Bereitstellungsleitfaden für Microsoft Defender for Endpoint auf Linux für SAP

Dieser Bereitstellungsleitfaden für Microsoft Defender for Endpoint unter Linux für SAP enthält empfohlene HINWEISE zu SAP OSS (Online Services System), die Systemanforderungen, Voraussetzungen, wichtige Konfigurationseinstellungen, empfohlene Antivirenausschlüsse und Anleitungen zum Planen von Antivirenscans.

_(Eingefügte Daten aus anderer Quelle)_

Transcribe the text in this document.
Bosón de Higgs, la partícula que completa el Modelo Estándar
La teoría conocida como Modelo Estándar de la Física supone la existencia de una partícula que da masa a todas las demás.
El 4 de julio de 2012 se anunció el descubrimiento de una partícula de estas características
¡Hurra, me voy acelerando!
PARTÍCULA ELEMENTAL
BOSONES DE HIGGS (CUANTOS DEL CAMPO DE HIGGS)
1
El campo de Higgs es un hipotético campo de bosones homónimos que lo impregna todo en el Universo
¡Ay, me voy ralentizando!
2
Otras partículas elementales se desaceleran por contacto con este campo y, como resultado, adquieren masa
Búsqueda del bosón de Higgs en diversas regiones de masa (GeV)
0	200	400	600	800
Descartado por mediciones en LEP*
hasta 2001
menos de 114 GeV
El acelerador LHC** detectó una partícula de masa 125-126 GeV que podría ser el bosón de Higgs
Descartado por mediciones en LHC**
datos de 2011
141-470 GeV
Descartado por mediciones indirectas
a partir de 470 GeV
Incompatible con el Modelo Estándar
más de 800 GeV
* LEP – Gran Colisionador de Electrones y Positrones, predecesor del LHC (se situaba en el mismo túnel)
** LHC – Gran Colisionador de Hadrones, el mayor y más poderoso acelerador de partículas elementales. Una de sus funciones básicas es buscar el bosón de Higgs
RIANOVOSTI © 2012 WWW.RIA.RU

Herkömmliche Sicherheitsschutzmaßnahmen, die häufig zum Schutz von SAP-Systemen verwendet werden, z. B. das Isolieren der Infrastruktur hinter Firewalls und das Einschränken interaktiver Betriebssystemanmeldungen, werden nicht mehr als ausreichend angesehen, um moderne komplexe Bedrohungen abzuwehren. Es ist wichtig, moderne Abwehrmaßnahmen bereitzustellen, um Bedrohungen in Echtzeit zu erkennen und einzudämmen. SAP-Anwendungen erfordern im Gegensatz zu den meisten anderen Workloads grundlegende Bewertungen und Validierungen, bevor Sie Microsoft Defender for Endpoint bereitstellen. Die Sicherheitsadministratoren des Unternehmens sollten sich vor der Bereitstellung von Defender für Endpunkt an das SAP Basis-Team wenden. Das SAP-Basis-Team sollte bereichsübergreifend mit Grundkenntnissen zu Defender for Endpoint geschult werden.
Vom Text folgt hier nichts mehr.